Menariknya, Hilmar menjelaskan, praktek-praktek seperti
ini tidak hanya ada di Indonesia tapi juga di berbagai negara-negara lainnya di
dunia. Hilmar menegaskan filosofi atau cara hidup yang bersumber dari local
wisdom ini bertebaran di mana-mana.
"Bahkan kita lihat, bukan hanya dipraktekan di
pedesaaan tapi juga di perkotaan dengan menerapkan sistem pertanian urban
farming dan sebagainya," katanya.
Maka dari itu, menangkap moment Indonesia presidensi G20,
Kemenristekdikti mengambil inisiatif berupaya melakukan langkah konsolidasi
melalui SOM G20
Culture. Tujuannya untuk menciptakan platform agar
praktek-praktek ini bisa mendapat dukungan secara global.
"Kemudian persoalan kedua yang muncul dalam SOM G20
ini harus ada skema pembiyaan. Sehingga apa, praktek-praktek yang bagus itu
bisa dipertemukan dalam satu skema pendanaan.
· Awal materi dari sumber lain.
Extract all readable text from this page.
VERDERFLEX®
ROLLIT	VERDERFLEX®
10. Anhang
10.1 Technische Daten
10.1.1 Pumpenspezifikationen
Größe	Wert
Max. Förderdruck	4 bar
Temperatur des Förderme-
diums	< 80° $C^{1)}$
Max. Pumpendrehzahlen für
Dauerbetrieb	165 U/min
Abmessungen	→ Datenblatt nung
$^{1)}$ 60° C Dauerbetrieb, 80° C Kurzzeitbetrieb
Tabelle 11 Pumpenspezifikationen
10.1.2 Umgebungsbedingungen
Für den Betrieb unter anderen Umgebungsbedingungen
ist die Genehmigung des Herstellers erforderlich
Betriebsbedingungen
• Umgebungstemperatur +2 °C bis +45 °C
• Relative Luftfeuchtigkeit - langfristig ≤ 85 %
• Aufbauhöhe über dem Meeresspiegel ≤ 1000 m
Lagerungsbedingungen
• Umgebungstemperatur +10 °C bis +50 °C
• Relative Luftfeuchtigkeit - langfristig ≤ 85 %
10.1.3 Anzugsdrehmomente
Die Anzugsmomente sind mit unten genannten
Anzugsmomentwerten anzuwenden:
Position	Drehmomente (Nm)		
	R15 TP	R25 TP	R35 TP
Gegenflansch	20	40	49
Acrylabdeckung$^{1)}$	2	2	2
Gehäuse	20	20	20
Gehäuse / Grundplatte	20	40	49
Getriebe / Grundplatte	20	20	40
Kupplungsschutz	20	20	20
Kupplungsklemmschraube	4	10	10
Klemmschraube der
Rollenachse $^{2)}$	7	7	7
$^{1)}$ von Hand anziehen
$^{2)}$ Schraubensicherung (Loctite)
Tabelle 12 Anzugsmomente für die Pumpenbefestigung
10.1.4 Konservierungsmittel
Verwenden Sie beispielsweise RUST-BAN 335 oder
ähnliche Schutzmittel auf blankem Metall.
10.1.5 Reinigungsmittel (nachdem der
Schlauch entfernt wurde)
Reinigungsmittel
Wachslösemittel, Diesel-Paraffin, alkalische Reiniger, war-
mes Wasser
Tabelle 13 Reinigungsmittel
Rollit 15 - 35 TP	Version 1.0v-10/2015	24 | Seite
Sehingga dia kemudian betul-betul
menjadi gerakan yang solid gitu," ujarnya.
"Itu sebetulnya inti pertemuan ya di SOM G20 ini.
Jadi kesepakatan mengenai dua hal. kalo yang pertama semua kayaknya setuju.
Harus ada perubahan dalam cara kita hidup," sambungnya.
Namun saat ini tantangannya, Hilmar menambahkan, adalah
soal mempertajam pembahasan terkait mekanisme dan skema pembiayaan dari global
fund terhadap praktek-praktek atau filosofi hidup itu agar berjalan efektif.
"Tinggal sekarang tantangan kita masih diskusi
bagaimana mekanismenya yang namanya global fund ini utnuk membiayai semua
praktek-praktek ini agar bisa berjalan dengan efektif," imbuhnya.